Yes, I was frustrated but I also had to have a little talk with myself.  There’s no room for selfishness when dealing with special needs of any kind in our children.  Was I as concerned about Aaron as much as I was concerned about my own schedule and plans?  Was my initial response of not wanting to speak to him for the rest of the day a loving way to react to the needs of my son?  How can I preach understanding and acceptance, and then have a desire to ignore my son for the rest of the day? 

I looked outside and saw him sitting under a tree near the garden, totally immersed in breaking leaves and twigs into his bucket.  Concentrating hard, he was, and sorting out all the conflicting thoughts he was having.  And my mother heart went out to him and the Lord filled me with a special love for my special boy.  I had a couple quick errands to run and so I slipped off while he was occupied.  And while I was out I ran into Papa Murphy’s and got the Jack-‘O-Lantern pizza we had seen on commercials.  Aaron was surprised and happy when I called him in later for lunch.

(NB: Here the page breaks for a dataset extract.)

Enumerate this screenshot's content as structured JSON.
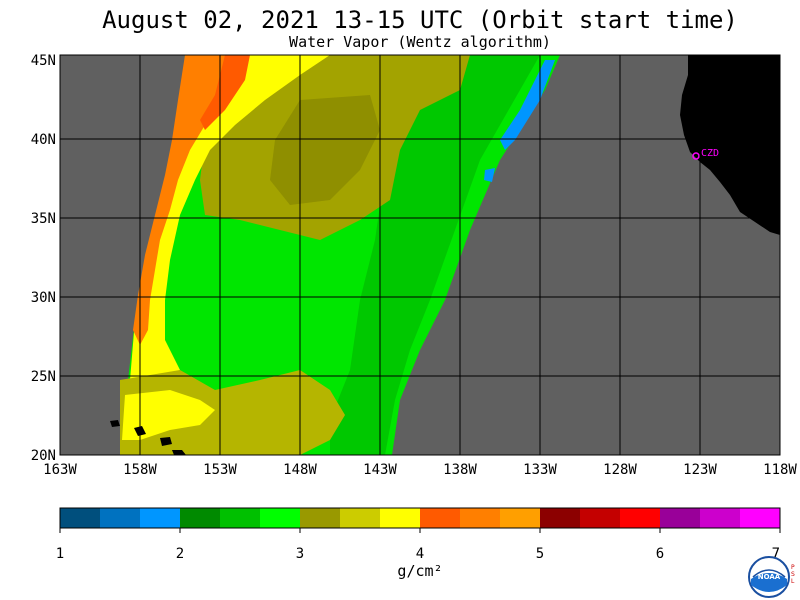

 We enjoyed our lunch together, and Aaron talked about all sorts of things, as always, that pop into that head of his.  He then clipped some more of my coupons until he got tired and thumped up the stairs to his room to play a game on his computer.  I got everything done I wanted to yesterday, and I had no regrets.  Thank you, Lord, for Your patience with me and for enabling me to practice patience with this son that I love so much.